Recently I’ve seen some lists that give tips to younger leaders when working with older leaders. I appreciate these lists, and think that young leaders can learn a lot from them, but I think that they are only half of the equation.
Just as a young leader needs a primer for working with an older leader, I also believe that older leaders could use a few tips for working with young leaders, especially those in high school and college.
Because they are in a very formative time as far as their leadership is concerned, and maybe more importantly, in a very formative time as it pertains to how they will view older leaders – and I’ve met many young leaders who have a sour taste in their mouth about older leaders after having worked with them some. Deserved or not, this perception sticks around and colors attitudes and working conditions to the detriment of everyone and especially the Gospel.
I believe that these attitudes can be avoided with a little work from both parties and a clear and shared vision by young and older leaders alike.
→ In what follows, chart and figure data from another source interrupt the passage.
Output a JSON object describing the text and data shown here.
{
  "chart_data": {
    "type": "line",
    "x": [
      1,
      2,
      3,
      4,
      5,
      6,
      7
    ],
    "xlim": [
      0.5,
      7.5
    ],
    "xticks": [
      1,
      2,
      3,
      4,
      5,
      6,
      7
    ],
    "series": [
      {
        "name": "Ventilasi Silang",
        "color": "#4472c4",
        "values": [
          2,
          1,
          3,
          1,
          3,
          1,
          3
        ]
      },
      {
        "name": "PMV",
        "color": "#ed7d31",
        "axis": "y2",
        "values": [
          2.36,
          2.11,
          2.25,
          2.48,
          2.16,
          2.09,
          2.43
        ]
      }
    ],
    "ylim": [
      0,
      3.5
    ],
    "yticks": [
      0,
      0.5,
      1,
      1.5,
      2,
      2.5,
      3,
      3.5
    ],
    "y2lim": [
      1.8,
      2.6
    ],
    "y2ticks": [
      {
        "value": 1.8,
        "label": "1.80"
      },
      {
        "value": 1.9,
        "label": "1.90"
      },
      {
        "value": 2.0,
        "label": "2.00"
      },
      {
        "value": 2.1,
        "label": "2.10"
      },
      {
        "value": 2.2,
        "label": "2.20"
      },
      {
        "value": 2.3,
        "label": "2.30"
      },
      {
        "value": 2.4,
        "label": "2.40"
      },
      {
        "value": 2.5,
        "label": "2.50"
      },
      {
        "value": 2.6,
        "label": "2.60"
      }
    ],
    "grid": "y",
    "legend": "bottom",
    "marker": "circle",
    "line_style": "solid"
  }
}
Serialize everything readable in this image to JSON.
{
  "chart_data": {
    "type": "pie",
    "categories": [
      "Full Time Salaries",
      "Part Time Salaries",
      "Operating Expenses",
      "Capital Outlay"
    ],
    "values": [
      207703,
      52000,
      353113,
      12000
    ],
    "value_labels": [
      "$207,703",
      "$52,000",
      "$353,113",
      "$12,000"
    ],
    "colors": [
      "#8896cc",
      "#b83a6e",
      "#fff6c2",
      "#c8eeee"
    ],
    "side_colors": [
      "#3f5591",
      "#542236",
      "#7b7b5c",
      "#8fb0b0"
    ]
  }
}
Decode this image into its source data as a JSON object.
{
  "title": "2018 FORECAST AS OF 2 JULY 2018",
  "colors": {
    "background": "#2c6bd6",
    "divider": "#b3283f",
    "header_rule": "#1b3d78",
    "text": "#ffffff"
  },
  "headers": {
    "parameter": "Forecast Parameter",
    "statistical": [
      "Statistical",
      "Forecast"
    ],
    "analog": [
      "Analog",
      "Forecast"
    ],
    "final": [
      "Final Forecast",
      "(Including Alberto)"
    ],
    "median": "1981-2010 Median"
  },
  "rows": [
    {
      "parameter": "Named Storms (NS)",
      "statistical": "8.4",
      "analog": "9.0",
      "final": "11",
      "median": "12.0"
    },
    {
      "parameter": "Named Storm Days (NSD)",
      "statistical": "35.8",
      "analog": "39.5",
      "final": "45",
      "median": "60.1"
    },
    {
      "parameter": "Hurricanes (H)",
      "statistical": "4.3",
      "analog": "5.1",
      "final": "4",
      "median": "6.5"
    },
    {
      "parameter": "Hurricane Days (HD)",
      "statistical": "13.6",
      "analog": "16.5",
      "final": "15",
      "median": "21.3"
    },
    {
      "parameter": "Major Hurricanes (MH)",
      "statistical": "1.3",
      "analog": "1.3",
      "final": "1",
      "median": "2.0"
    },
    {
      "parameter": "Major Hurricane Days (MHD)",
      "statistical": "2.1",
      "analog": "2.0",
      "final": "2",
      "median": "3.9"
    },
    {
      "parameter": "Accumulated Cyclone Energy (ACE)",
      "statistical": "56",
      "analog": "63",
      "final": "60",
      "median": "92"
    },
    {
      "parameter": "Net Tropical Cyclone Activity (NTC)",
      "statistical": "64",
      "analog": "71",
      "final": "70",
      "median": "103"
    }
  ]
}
So, when it comes to working with young leaders, remember these things:
Treat them as fellow workers in Christ – I’ve seen older leaders treat young leaders like kids; no respect, no attention, and no place at the table. Young leaders who are willing to show up and do the work deserve at the very least a chance.
Don’t Assume – Many older leaders that I’ve talked to will admit that they see young leaders as something like a pet: Energetic, hungry for attention, and always making messes. Unfortunately I’ve seen many young leaders look just that way, perpetuating those stereotypes. The point is, you can’t judge a book by it’s cover, and you should give young leaders the benefit of the doubt: They are there to further the kingdom. Don’t assume anything until you have actually worked with them.
Be Open – They may not have a lot of experience, but young people have a lot of fresh ideas and seemingly boundless energy. Don’t discredit one of their ideas because it’s something new or untried. Consider it on it’s merits, discuss it, and treat it as you would any other ideas the group generates.
Remember, They’re Learning – Young leaders will step in it, and if you remember right, so did you. Be compassionate and loving yet firm with young leaders who don’t hit expectations. You’re doing some other organization in the future a huge favor by pushing them.
Challenge Them – Don’t give young leaders work no one else wants just because they are young. Young leaders need to be challenged in order to grow and learn. Don’t bore them to death because you don’t think they’re ready; let them prove themselves.
Take One Under Your Wing – Think a young leader has some things to learn? Then teach Them. Become a mentor to a young leader and give them the benefits of your knowledge and wisdom.
I’m sure that we could stay here all day exchanging tips (and if you have one for either an older or younger leader, please feel free to leave it in the comments section) but in the end, we need to bring everyone to the table and get to work on the very important work of the Gospel.